Cinq points de discussion israéliens sur Gaza: démystifiés

Noura Erakat – The Nation – 25 juillet 2014

Israël prétend qu’il ne fait qu’exercer son droit à la légitime défense et que Gaza n’est plus occupée. Voici ce que vous devez savoir sur ces points de discussion, et plus encore.

gaza_airstrike_2014_ap_img

Les fumées des frappes israéliennes s’élèvent au-dessus de la bande de Gaza (AP – Hatem Moussa)

Israël a tué près de 800 Palestiniens dans les vingt-et-un derniers jours, dans la bande de Gaza seulement ; son attaque se poursuit. Les Nations-Unies estiment que plus de 74 % des tués sont des civils. Ce qui n’est pas surprenant avec une population de 1,8 million d’habitants, où le nombre des membres du Hamas est d’environ 15 000. Israël ne nie pas avoir tué ces Palestiniens en utilisant une technologie aérienne moderne et du matériel de guerre de précision grâce à la générosité de l’unique superpuissance du monde. En fait, il ne nie même pas que ce sont des civils.

La machine de propagande d’Israël, cependant, insiste sur le fait que ces Palestiniens voulaient mourir (« culture du martyre »), qu’ils ont mis en scène leur propre mort (« morts télégéniques ») ou qu’ils ont été les victimes tragiques de l’emploi par le Hamas de l’infrastructure civile à des fins militaires (« boucliers humains »). Dans tous les cas, la puissance militaire est en train de reprocher aux victimes leurs propres morts, de les accuser de dévaloriser la vie, et d’attribuer ce mépris à une décadence culturelle. Dans le fond, Israël – avec les médias grand public conciliants qui acceptent incontestablement ce discours – déshumanise les Palestiniens, les prive même de leur état de victime, et légitime ses flagrantes violations des droits de l’homme et de la législation.
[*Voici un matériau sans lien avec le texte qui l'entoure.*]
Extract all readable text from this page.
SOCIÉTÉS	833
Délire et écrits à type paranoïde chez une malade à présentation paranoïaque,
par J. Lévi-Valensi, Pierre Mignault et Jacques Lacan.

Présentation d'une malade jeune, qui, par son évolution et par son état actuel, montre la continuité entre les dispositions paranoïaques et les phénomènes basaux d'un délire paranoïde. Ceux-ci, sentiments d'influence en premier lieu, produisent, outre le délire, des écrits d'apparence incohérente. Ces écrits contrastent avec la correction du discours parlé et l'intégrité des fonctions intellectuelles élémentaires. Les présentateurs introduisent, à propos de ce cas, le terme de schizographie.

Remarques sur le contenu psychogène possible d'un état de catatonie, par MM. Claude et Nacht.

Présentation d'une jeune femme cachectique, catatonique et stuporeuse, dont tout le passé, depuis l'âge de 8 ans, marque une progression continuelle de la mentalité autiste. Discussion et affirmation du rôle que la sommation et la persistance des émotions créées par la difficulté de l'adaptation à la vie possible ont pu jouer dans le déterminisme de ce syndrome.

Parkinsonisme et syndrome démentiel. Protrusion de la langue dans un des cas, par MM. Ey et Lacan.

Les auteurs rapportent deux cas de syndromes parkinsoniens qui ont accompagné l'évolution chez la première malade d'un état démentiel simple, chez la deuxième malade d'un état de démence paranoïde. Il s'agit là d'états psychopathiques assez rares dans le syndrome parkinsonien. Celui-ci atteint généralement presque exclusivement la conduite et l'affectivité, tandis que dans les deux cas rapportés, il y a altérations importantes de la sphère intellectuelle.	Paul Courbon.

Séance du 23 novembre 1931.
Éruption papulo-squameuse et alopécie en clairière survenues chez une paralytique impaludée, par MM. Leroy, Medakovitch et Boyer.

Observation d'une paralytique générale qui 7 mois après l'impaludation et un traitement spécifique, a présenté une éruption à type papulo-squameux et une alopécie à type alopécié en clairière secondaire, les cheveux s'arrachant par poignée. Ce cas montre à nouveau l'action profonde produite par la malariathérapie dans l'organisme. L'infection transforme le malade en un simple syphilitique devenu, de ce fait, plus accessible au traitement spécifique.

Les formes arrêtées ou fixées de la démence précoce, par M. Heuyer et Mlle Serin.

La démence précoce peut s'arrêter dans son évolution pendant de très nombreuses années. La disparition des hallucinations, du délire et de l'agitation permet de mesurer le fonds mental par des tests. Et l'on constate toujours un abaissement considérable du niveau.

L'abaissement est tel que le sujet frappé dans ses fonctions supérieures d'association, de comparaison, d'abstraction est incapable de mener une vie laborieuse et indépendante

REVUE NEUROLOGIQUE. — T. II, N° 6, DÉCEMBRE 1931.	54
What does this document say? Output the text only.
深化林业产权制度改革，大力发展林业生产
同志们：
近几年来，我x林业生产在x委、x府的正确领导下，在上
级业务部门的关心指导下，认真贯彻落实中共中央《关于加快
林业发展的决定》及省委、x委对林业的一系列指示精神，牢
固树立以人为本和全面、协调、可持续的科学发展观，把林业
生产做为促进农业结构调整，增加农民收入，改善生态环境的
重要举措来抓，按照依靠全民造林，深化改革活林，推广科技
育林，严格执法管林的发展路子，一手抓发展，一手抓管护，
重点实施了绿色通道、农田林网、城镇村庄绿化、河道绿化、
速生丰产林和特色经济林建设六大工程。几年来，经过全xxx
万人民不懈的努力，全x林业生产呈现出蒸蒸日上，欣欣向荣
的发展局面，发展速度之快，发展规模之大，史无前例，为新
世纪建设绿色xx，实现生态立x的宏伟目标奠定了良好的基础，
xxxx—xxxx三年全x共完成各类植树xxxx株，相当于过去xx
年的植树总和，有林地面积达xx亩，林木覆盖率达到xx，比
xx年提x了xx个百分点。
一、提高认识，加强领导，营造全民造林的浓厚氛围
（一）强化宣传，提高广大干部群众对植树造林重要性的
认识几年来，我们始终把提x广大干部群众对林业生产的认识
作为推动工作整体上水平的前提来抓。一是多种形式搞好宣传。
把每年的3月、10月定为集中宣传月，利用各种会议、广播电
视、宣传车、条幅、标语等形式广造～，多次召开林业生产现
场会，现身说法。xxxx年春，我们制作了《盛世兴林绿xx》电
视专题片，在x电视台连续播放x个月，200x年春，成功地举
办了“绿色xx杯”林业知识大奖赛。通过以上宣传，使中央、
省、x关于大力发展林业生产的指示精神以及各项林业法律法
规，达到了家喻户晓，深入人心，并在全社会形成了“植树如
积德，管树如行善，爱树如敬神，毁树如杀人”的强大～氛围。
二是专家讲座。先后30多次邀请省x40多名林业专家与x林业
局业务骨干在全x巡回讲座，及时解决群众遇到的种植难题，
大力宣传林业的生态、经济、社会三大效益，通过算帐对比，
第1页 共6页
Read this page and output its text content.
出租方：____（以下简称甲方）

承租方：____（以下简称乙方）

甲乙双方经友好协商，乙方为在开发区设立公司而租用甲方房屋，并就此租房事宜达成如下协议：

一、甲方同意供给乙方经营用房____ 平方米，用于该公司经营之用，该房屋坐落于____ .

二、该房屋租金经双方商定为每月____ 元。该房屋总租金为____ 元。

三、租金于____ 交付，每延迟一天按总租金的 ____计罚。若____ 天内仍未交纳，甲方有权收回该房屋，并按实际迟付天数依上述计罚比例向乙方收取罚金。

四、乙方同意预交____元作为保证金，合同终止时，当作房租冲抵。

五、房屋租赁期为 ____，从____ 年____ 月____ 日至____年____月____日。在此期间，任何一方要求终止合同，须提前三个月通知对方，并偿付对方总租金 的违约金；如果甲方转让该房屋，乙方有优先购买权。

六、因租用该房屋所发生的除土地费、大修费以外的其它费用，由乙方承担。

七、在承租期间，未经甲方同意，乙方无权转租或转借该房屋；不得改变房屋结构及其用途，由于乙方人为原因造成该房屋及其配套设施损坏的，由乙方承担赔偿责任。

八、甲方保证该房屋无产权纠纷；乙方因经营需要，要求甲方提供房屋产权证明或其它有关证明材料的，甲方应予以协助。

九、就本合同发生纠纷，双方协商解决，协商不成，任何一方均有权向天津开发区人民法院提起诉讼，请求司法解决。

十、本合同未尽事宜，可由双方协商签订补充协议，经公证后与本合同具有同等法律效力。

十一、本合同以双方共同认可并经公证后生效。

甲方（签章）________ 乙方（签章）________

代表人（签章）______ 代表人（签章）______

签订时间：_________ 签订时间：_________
Ce n’est pas la première fois. Les images épouvantables de corps d’enfants décapités et d’une innocence volée sur les côtes de Gaza sont une lamentable répétition des agressions israéliennes contre Gaza de novembre 2012 et de l’hiver 2008-2009. Non seulement les tactiques militaires sont identiques mais aussi les efforts de relations publiques et les arguments juridiques fallacieux qui étayent les attaques. Inexplicablement, les commentateurs des informations dans les grands médias acceptent de tels arguments comme avérés.

Ci-dessous, j’aborde cinq points de discussions récurrents d’Israël. J’espère que ceci s’avèrera utile aux vedettes des actualités.


1 – Israël exerce son droit à la légitime défense

En tant que puissance occupante de la bande de Gaza, et plus généralement des territoires palestiniens, Israël a l’obligation et le devoir de protéger les civils sous son occupation. Il gouverne grâce à l’armée et à une autorité de force publique pour maintenir l’ordre, se protéger et protéger la population civile sous son occupation. Il ne peut simultanément occuper le territoire, usurpant ainsi les pouvoirs autonomes qui autrement appartiendraient aux Palestiniens, et lui déclarer la guerre. Ces politiques contradictoires (occuper un territoire et déclarer la guerre à ce même territoire) rendent la population palestinienne doublement vulnérable.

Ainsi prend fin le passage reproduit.